Over the weekend the Liberal Democrats published a new policy paper on how they envisage the energy market developing the next time they are in government. The document gives the impression of having been put together by a spotty teenager and perhaps one with mild learning difficulties. It is at once scary, laughable, naive, daft and soft in the head.
From it, we learn that Liberal Democrats intend all kettles and cookers to come with two sets of heating elements:
Households can maximise the use of electricity by prioritising flexible, or semi-flexible, electricity demands according to urgency or by enabling non-time-sensitive equipment to switch on when power is available. High energy using appliances like cookers and kettles can be designed with two levels of heating elements to select, based on the best match to the power available.
There is also a demand that homes should be built to minimise the need for airconditioning.
In future, erratic weather may reduce the need for winter heating but should temperatures rise, there is an increased risk that the need for air conditioning will lead to a significant rise in summer energy use.
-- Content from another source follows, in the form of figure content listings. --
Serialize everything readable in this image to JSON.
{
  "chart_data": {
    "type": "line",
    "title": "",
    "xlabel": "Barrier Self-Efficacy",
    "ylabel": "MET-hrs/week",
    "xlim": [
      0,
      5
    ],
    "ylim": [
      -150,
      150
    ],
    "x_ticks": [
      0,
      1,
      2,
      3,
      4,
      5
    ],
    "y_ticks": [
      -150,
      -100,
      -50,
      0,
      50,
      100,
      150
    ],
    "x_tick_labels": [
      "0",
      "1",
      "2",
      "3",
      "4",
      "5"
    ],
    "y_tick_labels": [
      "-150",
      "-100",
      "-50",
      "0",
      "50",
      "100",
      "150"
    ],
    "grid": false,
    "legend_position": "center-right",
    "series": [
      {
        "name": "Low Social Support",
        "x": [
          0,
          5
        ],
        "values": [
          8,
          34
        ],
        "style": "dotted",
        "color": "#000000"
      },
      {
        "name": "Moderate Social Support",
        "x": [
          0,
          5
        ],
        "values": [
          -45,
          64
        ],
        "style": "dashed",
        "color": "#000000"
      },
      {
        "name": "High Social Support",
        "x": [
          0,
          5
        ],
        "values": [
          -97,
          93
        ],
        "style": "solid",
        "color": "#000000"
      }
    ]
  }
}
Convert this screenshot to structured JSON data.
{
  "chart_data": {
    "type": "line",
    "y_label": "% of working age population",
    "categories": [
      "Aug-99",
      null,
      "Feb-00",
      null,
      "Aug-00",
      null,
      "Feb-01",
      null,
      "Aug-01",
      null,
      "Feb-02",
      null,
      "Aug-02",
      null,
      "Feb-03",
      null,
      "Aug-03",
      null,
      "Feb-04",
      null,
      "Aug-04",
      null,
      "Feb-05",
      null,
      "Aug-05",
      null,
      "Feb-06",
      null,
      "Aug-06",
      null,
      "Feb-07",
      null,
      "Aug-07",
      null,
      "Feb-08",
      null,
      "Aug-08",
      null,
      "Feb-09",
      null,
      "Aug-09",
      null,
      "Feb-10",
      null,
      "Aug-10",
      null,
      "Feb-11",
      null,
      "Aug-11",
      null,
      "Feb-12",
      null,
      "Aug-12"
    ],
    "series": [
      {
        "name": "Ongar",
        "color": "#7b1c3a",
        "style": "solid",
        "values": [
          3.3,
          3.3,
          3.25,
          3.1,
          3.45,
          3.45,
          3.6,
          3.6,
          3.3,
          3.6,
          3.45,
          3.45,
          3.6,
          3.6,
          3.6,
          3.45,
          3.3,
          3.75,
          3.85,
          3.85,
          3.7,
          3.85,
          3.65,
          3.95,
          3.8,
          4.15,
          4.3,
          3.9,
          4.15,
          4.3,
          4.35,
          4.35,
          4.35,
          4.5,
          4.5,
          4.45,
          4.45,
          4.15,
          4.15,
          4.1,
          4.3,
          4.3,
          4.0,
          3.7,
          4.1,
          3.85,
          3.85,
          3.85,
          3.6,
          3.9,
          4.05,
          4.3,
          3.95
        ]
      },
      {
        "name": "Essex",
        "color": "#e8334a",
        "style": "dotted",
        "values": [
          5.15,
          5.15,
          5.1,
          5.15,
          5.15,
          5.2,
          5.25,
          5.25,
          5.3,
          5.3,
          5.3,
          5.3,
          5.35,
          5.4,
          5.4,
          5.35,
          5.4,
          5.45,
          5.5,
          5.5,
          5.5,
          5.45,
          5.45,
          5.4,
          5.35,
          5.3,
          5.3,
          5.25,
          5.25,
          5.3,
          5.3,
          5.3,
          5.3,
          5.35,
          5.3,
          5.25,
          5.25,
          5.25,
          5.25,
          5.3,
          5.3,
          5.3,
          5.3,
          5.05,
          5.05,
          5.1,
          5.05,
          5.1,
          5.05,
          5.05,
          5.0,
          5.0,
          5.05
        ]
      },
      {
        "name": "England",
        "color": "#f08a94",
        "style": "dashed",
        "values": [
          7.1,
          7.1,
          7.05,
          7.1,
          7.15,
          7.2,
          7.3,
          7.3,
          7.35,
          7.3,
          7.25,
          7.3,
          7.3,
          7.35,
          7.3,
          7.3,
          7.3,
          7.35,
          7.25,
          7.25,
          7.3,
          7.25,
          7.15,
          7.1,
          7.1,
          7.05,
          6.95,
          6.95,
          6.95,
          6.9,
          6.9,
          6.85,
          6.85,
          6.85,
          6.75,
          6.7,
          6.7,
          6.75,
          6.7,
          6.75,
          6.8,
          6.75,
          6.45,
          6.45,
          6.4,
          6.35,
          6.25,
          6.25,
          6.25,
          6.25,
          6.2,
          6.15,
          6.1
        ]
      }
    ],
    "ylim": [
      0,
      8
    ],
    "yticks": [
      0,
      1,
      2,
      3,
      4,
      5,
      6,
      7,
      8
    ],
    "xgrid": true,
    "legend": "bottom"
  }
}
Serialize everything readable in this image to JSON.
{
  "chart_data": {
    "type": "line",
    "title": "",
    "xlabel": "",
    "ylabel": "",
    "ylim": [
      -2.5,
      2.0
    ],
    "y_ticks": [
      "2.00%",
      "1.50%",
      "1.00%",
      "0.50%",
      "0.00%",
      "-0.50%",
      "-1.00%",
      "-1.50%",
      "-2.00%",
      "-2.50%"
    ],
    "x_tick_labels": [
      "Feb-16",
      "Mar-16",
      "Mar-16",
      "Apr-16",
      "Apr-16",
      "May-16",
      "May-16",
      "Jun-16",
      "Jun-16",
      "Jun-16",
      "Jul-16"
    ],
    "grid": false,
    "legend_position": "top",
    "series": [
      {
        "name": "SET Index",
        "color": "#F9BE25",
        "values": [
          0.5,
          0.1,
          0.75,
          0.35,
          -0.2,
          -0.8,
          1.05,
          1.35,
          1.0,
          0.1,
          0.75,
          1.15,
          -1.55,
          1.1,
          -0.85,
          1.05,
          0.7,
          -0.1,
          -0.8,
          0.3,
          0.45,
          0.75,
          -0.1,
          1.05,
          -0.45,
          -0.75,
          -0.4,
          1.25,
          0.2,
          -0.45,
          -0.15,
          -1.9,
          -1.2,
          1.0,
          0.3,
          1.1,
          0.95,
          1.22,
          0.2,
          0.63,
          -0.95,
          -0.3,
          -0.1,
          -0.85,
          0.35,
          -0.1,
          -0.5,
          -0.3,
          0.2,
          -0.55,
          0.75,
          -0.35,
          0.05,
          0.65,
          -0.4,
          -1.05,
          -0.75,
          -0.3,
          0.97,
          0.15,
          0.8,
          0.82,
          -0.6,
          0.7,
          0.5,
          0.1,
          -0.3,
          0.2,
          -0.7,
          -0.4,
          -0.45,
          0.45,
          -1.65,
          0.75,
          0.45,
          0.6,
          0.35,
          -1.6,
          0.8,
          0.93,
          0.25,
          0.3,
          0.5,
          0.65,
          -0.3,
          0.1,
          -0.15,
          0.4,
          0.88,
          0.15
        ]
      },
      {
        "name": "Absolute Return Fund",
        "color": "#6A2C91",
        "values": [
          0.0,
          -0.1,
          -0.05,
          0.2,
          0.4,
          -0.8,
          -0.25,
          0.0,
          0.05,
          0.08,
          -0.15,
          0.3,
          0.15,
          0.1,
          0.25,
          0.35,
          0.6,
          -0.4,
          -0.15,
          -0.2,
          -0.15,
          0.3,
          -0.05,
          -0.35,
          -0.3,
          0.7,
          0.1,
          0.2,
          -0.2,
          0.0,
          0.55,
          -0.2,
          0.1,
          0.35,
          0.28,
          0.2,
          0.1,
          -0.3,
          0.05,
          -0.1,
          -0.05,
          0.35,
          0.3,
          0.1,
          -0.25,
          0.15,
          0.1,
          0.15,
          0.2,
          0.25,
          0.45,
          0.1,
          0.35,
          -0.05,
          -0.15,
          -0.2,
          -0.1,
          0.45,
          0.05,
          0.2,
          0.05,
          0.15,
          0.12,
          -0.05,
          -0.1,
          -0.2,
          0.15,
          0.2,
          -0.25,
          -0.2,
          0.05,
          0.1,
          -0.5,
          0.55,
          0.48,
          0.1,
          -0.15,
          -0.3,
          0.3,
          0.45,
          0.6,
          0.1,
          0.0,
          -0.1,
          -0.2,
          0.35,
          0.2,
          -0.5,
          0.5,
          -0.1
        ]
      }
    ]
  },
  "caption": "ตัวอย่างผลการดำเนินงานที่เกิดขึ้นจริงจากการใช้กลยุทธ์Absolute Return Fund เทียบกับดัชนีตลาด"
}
Liberal Democrats would...Amend the Code for Sustainable Homes, BREEAM and other relevant standards to ensurethat new buildings are designed to minimise any need for air conditioning.
In truth, I've picked these last two examples almost at random. The whole paper is full of similarly fatuous thinking, a hodgepodge of buzzwords and hypothetical technological innovations flung together by people who would clearly struggle to run a whelk stall. There is not even the hint of an attempt to cost any of the policy proposals made, or to demonstrate that they represent a cost-effective solution to the purported problem of global warming. It's as though the Liberal Democrat team got round a table and googled frantically until they had a document of sufficient length to justify their existence.